I'm not sure if you can do exactly what you want, but it is possible to do quite a lot with events. First, this sounds like some sort of numerical calculation of first passage time (a.k.a first hitting time). If these "particles" are stochastic, stop and don't use ode45
but rather a a method appropriate for SDEs.
As far as I know there is no limit on how many event functions you can have - or rather the dimension of the event function (similar to the dimension of your ODE function) - and their number is not tied to how many ODE equations you have. The events function receives both the current time and the current state vector. You can any or all of the elements of those to create each event.

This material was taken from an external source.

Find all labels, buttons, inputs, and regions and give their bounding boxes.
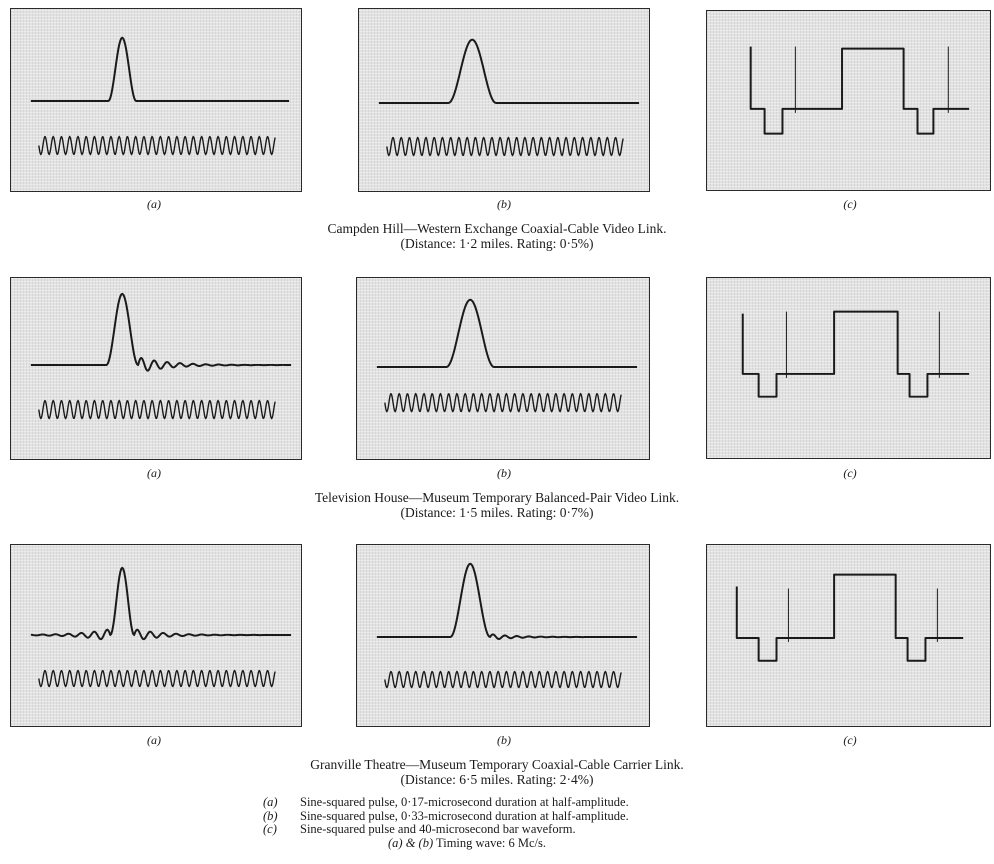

You are correct that more events functions and more complex events will slow down integration. The performance also depends on how often events are detected. If each of your particles reaches the "roof," as you call it, and triggers just a single event then that won't be too bad.
In terms of implementation, here a simple example based on Matlab's ballode
example, that simulates N ballistic particles in the vertical alone. There are N non-terminating events to catch the time and speed of each particle as it passes through y = 0. One additional terminating event is added to check if all of the particles have passed through y = 0 (if we knew which particle this would be, as we do here, we could just make that event a terminating one).
function eventsdemo
% Initial conditions for n balls
n = 10;
y0(2*n,1) = 0;
y0(n+1:end) = linspace(20,40,n);
% Specify events function
options = odeset('Events',@(t,y)efun(t,y,n));
% Integrate
[t,y,te,ye,ie] = ode45(@(t,y)f(t,y,n),[0 10],y0,options);
figure;
plot(t,y(:,1:n),'b',te(1:n),ye(sub2ind(size(ye),ie(1:n),(1:n).')),'r.');
function dydt = f(t,y,n)
% Differential equations for ballistic motion
dydt = [y(n+1:end);zeros(n,1)-9.8];
function [value,isterminal,direction] = efun(t,y,n)
% Last event checks that all balls have hit ground and terminates integration
yn = y(1:n);
value = [yn;all(yn < 0)];
zn = zeros(n,1);
isterminal = [zn;1];
direction = [zn-1;1];
In some ways this is slightly inefficient because we keep simulating all N systems even after some of them have passed through y = 0. However, it is simple and the output arrays are rectangular rather than ragged.
I'm not clear what you mean precisely by "coupled together" and needing the particles to "stop." If you need to do more than just record the the event data, such as change system parameters or change the the differential equation(s) in some other way, then you'll need to terminate after each event and restart the integration. Look at the ballode
example (type edit ballode
in the Matlab command window) to see some suggestions on to make this a bit more efficient.